An n-gram language model with Laplace smoothing (Lidstone with gamma=1).

Word Segmentation#

class rustling.wordseg.LongestStringMatching(*, max_word_length: int)#

Longest string matching segmenter.

This model constructs predicted words by moving from left to right along an unsegmented sentence and finding the longest matching words, constrained by a maximum word length parameter.

fit(sents: Sequence[Sequence[str]]) None#

Train the model with the input segmented sentences.

No cleaning or preprocessing (e.g., normalizing upper/lowercase, tokenization) is performed on the training data.

Parameters:

sents – An iterable of segmented sentences (each sentence is a sequence of words).

predict(sent_strs: Sequence[str]) list[list[str]]#

Segment the given unsegmented sentences.

Parameters:

sent_strs – An iterable of unsegmented sentences.

Returns:

A list of segmented sentences.

class rustling.wordseg.RandomSegmenter(*, prob: float)#

A random segmenter.

Segmentation is predicted at random at each potential word boundary independently for a given probability. No training is required.

fit(sents: Sequence[Sequence[str]]) None#

Training is not required for RandomSegmenter.

Parameters:

sents – Unused.

Raises:

NotImplementedError – Always, since no training is needed.

predict(sent_strs: Sequence[str]) list[list[str]]#

Segment the given unsegmented sentences.

Parameters:

sent_strs – An iterable of unsegmented sentences.

Returns:

A list of segmented sentences.

Part-of-Speech Tagging#

class rustling.tagging.AveragedPerceptronTagger(*, frequency_threshold: int = 10, ambiguity_threshold: float = 0.95, n_iter: int = 5)#

A part-of-speech tagger using an averaged perceptron model.

This is a modified version based on the textblob-aptagger codebase (MIT license), with original implementation by Matthew Honnibal.

property classes: set[str]#

Get the set of POS tag classes.

Returns:

A set of all tag classes in the model.

load(path: str) None#

Load a model from a JSON file.

Parameters:

path – The path where the model, stored as a JSON file, is located.

Raises:
  • FileNotFoundError – If the file at the given path does not exist.

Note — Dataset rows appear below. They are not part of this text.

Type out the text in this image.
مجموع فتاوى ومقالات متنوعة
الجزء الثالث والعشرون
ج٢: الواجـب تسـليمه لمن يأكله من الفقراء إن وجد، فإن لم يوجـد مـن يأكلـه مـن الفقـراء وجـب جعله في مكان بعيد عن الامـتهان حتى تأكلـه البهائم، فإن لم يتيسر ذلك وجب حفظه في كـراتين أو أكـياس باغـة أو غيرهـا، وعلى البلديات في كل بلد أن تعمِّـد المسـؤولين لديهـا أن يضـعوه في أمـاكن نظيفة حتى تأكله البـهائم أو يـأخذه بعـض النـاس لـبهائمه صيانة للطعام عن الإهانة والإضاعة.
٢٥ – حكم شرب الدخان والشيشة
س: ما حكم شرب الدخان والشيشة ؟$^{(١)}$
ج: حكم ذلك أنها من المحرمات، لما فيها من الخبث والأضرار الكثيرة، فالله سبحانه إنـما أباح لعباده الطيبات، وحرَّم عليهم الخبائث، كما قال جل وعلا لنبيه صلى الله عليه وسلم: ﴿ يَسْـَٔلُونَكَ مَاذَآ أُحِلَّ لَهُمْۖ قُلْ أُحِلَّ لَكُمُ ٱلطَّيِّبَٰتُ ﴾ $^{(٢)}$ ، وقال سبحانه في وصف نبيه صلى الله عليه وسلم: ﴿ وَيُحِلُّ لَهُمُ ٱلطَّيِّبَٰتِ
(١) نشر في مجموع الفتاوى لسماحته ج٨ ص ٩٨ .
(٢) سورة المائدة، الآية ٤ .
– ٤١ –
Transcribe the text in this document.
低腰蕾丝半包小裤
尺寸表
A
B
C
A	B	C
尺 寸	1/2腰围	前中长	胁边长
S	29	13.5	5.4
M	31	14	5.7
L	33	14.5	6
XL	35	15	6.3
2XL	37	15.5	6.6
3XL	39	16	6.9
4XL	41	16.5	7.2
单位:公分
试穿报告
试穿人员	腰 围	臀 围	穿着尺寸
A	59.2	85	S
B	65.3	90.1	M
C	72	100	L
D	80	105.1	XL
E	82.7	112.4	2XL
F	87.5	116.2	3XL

  • EnvironmentError – If the file cannot be read as a tagger model.

save(path: str) None#

Save the model to a JSON file.

Parameters:

path – The path where the model will be saved as a JSON file.

tag(words: Sequence[str]) list[str]#

Tag the words.

Parameters:

words – A segmented sentence or phrase, where each word is a string.

Returns:

The list of predicted tags.

property tagdict: dict[str, str]#

Get the tag dictionary.

Returns:

A dictionary mapping words to their most likely tags.

train(tagged_sents: Sequence[Sequence[tuple[str, str]]]) None#

Train a model.

Parameters:

tagged_sents – A list of segmented and tagged sentences for training. Each sentence is a sequence of (word, tag) tuples.

property weights: dict[str, dict[str, float]]#

Get the model’s weights dictionary.

Returns:

A dictionary mapping features to their weight vectors.